Major news companies have been giving a platform for fossil fuel-backed “experts” to pen arguments against clean energy without disclosing the author’s connections to the industry, a new study from the Checks and Balances project finds.
Across sixty major news outlets, in the course of five years, the group found that major publications only disclosed oil industry ties six percent of the time, even when the authors represented organizations that receive hundreds of thousands — sometimes millions — of dollars from oil big wigs like the Koch Brothers and ExxonMobil.

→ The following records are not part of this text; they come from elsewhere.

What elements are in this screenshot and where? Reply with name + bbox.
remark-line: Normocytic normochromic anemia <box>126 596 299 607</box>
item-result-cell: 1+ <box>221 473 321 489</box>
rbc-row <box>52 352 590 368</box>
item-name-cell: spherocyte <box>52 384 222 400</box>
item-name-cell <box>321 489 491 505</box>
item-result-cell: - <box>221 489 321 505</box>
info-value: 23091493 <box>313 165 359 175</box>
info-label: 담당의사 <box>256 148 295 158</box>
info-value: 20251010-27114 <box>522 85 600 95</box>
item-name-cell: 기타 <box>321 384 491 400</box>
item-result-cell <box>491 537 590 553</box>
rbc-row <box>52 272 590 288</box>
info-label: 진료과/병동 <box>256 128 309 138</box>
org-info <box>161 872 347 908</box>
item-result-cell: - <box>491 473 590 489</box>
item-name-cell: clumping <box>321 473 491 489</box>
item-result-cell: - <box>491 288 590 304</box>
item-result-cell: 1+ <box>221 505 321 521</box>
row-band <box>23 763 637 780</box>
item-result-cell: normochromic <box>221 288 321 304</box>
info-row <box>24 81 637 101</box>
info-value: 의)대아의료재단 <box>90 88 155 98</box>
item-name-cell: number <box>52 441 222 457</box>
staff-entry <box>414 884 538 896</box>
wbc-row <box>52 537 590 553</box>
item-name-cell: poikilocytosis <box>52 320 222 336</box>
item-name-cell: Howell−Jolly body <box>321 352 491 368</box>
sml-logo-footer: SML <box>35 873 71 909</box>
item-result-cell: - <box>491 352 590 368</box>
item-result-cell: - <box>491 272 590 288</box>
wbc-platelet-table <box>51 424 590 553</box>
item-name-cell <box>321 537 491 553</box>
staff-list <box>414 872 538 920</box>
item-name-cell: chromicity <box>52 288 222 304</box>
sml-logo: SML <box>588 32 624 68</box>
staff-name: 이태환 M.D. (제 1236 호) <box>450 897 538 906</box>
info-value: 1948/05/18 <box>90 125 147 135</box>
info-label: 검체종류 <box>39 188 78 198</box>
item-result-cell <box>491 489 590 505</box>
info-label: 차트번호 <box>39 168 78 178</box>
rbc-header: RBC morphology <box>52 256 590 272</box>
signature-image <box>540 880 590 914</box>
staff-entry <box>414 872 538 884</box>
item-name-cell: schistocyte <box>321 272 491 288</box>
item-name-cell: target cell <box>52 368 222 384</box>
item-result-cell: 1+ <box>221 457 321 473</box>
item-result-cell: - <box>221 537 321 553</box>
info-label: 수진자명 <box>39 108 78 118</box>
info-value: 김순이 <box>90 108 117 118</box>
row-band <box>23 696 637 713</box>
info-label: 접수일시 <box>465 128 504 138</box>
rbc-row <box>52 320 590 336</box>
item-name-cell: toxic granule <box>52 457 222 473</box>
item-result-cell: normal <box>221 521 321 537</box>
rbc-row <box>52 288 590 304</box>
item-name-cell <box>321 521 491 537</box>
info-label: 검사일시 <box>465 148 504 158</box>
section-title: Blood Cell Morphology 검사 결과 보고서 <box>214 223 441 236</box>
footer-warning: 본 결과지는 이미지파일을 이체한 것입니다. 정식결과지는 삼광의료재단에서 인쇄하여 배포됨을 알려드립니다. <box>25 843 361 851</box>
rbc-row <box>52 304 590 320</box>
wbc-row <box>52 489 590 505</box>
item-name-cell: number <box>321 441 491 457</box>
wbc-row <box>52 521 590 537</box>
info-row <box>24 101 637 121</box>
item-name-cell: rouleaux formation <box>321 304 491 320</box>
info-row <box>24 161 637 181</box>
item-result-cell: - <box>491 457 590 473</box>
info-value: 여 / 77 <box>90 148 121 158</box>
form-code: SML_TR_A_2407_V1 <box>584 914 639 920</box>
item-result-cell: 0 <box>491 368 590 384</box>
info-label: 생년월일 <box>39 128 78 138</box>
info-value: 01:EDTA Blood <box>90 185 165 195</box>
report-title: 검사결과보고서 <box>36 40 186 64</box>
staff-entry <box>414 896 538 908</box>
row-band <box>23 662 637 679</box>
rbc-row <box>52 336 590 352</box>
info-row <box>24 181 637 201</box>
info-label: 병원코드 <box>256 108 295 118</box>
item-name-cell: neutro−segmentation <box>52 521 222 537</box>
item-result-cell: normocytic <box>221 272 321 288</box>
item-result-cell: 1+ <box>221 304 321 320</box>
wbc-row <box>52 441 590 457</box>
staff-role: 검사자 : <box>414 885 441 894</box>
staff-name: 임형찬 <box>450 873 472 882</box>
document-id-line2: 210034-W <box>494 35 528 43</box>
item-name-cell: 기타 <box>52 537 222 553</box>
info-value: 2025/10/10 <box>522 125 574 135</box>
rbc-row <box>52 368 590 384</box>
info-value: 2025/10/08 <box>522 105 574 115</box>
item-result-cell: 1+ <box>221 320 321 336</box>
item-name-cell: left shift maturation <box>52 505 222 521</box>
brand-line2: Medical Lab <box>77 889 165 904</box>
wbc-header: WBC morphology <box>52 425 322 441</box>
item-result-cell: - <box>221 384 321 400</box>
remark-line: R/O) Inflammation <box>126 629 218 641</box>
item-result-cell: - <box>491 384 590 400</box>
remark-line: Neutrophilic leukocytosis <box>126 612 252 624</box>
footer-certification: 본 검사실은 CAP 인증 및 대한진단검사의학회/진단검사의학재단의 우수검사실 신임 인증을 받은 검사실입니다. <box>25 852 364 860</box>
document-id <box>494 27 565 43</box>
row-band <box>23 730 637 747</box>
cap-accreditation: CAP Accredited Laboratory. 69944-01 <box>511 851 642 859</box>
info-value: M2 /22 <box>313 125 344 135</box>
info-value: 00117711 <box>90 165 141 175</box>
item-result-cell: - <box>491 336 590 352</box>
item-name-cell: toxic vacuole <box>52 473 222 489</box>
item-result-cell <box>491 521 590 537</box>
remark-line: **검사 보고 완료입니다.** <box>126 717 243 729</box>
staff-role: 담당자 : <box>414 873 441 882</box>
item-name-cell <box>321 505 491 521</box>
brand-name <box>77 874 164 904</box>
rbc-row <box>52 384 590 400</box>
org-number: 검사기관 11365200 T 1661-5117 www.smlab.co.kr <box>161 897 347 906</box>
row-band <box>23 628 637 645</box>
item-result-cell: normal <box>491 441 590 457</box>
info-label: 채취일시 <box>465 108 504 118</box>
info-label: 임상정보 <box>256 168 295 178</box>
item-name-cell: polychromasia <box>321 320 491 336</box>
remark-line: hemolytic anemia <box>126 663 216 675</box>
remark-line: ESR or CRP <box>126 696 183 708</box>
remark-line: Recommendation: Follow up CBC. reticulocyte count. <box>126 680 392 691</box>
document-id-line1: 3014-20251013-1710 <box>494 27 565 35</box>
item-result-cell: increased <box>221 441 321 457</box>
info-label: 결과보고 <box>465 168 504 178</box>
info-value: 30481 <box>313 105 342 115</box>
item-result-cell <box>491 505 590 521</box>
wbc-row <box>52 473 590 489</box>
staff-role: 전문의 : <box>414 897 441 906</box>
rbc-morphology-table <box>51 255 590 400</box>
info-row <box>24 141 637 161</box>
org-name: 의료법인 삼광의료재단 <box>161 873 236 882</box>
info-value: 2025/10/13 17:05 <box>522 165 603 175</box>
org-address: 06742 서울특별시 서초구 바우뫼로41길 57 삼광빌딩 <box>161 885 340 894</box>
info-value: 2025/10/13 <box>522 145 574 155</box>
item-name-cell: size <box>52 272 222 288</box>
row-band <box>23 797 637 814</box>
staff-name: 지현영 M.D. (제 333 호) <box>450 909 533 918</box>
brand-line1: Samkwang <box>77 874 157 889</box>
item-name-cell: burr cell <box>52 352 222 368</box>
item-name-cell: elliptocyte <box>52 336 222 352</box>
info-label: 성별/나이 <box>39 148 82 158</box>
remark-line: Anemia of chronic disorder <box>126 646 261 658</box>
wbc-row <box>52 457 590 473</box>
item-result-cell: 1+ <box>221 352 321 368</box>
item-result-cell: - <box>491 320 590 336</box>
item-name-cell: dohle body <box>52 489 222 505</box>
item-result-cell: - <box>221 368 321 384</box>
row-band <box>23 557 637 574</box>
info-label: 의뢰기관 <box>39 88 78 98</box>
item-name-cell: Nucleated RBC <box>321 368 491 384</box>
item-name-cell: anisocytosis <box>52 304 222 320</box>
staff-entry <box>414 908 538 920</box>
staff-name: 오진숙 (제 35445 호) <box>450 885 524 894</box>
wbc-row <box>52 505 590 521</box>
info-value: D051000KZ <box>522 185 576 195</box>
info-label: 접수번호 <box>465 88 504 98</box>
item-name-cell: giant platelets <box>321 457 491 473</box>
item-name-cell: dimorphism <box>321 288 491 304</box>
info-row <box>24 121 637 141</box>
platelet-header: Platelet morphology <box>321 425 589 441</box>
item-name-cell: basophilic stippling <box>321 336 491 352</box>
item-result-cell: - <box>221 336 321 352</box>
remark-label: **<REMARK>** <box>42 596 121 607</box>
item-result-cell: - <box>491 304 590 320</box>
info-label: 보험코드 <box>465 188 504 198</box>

Often times, papers identified the authors by other terms, including “conservative” or “libertarian,” but without any disclosure of the funders:
The conservative Heritage Foundation topped the list of organizations that benefited from this lack of disclosure, with 277 articles about energy in major publications. And some publications proved worse at disclosure than others. The Christian Science Monitor, for example, never mentioned its authors’ connections. The New York Times did a better job of making such connections known:
An absence of coverage on climate issues has been a consistent issue in the media. In 2010, for example, coverage of climate change by major papers dropped significantly; the same thing happened again in 2011. In fact, as the Arctic shed a volume of ice the size of Canada and Texas combined this summer, television news outlets covered Paul Ryan’s workout routine three times more than global warming.
Coverage of the issue has been insufficient and this study just adds more ammunition to the argument that major publications are disregarding responsible journalism on one of the biggest issues of the century.